Heureusement, dégoûté du tragique, il écrivit pour les Comédiens italiens, seul ou avec Dufresny, des farces comme Le Divorce, La Descente de Mezzetin aux Enfers, Arlequin, homme à bonnes fortunes, Les Chinois, La Foire Saint-Germain, etc. Mais les pièces qui l'ont rendu célèbre sont, avec le Joueur et le Légataire universel, Le Distrait, inspiré par le portrait de Ménalque dans La Bruyère, Démocrite amoureux, Le Retour Imprévu, Les Folies amoureuses et les Ménechmes. Le Légataire universel est de janvier 1708. Quoi qu'on en ait dit, le sujet n'est pas pris à la réalité, mais à une nouvelle de Marco Cadamosto de Lodi.

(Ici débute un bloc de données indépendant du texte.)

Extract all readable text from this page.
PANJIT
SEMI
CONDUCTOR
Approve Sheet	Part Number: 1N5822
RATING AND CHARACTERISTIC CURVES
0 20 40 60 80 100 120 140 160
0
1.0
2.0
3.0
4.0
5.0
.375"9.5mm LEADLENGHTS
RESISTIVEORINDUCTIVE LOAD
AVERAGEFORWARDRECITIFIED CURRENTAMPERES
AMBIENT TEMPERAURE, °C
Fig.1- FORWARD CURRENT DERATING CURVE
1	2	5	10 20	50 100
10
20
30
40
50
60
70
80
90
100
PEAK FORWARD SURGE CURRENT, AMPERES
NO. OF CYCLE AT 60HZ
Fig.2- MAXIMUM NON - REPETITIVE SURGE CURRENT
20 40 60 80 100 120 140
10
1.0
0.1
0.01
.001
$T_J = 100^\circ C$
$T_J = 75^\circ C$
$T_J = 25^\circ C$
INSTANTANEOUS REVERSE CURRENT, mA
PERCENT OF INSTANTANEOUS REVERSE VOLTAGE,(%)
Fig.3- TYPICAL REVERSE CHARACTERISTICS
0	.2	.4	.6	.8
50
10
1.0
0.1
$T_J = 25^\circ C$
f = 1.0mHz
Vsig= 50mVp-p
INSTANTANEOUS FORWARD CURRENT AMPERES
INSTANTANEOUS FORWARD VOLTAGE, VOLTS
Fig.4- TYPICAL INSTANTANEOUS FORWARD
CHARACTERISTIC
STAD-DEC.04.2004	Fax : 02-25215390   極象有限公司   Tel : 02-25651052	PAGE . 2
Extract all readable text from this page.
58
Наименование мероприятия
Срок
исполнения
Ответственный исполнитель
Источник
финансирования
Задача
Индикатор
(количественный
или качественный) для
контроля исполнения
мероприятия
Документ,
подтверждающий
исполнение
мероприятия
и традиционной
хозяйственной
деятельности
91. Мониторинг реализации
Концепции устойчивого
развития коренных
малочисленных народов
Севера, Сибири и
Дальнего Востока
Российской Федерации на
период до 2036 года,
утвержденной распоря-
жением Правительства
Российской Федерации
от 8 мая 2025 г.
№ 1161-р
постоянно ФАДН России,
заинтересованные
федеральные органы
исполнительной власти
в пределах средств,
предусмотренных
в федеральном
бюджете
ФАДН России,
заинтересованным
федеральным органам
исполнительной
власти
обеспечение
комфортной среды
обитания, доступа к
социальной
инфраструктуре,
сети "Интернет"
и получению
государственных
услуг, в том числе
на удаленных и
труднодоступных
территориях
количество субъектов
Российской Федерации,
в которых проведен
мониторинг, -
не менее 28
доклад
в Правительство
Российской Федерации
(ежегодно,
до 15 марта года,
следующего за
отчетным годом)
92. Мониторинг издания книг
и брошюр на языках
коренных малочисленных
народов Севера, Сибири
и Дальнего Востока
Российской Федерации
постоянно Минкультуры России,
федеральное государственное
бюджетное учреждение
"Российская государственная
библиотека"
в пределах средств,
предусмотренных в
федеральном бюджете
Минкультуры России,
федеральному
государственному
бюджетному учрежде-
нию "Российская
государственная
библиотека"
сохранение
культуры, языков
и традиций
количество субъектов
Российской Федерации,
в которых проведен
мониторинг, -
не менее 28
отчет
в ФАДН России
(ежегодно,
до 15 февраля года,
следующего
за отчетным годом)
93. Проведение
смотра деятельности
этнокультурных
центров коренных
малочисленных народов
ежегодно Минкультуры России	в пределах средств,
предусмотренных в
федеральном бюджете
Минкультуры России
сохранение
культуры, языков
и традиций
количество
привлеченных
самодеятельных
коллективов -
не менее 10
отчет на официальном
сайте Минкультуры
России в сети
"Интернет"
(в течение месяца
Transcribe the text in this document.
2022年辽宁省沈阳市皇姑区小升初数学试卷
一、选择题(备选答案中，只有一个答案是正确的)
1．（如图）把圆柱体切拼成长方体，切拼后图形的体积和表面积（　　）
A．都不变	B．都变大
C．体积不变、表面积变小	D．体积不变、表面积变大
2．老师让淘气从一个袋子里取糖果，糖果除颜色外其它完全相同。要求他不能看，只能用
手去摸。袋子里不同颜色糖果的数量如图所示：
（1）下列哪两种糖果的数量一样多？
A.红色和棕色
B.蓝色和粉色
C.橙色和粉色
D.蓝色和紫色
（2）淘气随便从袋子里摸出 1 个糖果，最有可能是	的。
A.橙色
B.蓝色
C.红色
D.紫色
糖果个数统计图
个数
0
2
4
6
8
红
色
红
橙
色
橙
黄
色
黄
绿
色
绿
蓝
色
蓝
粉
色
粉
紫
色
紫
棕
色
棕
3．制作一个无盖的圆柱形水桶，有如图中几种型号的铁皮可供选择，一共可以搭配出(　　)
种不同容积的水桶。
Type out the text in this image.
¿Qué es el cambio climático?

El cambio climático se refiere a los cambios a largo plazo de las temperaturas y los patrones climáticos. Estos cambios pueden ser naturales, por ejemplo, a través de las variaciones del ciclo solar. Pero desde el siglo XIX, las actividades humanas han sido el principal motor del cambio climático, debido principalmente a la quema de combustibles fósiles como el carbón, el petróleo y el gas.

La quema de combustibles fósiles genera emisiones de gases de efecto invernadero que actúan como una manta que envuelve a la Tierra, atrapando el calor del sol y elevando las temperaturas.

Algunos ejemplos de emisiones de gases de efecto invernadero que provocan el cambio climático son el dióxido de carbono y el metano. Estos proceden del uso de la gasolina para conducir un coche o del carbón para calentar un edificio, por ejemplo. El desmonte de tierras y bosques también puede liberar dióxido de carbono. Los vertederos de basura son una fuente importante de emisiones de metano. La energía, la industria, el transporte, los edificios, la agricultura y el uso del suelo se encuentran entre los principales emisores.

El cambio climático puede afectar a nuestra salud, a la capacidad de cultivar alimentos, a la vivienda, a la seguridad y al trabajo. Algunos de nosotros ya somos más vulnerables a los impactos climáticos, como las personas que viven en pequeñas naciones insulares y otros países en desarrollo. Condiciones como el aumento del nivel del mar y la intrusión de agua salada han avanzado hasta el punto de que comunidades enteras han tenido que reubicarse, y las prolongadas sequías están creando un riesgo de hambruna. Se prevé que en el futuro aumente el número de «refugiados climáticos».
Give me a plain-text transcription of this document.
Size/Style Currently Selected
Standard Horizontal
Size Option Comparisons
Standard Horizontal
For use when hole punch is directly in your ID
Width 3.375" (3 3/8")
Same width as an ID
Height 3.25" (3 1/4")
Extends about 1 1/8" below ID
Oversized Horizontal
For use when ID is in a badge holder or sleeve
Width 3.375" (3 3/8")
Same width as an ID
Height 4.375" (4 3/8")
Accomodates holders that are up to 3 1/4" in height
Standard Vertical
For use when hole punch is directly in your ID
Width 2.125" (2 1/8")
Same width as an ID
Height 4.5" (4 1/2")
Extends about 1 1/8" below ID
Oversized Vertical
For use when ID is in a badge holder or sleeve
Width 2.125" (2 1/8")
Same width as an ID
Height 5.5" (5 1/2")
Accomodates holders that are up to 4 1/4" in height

Au temps que Boileau avait fait paraître sa Satire X, contre les Femmes, Regnard riposta par une satire contre les Maris où il traitait Boileau de critique affaibli par les ans. Celui-ci s'en vengea en insérant le nom de Regnard dans l'Epitre X de 1695, côté des noms de Sanlecque et de Bellocq. C'est alors que Regnard écrivit le Tombeau de M. Boileau-Despréaux, qui ne fut pas publié du vivant des deux poètes. On les réconcilia: Boileau supprima lc nom de Regnard de son épître et Regnard lui dédia les Ménechmes:

Et pour disciple enfin si tu veux m'avouer,
C'est par cet endroit seul qu'on pourra me louer.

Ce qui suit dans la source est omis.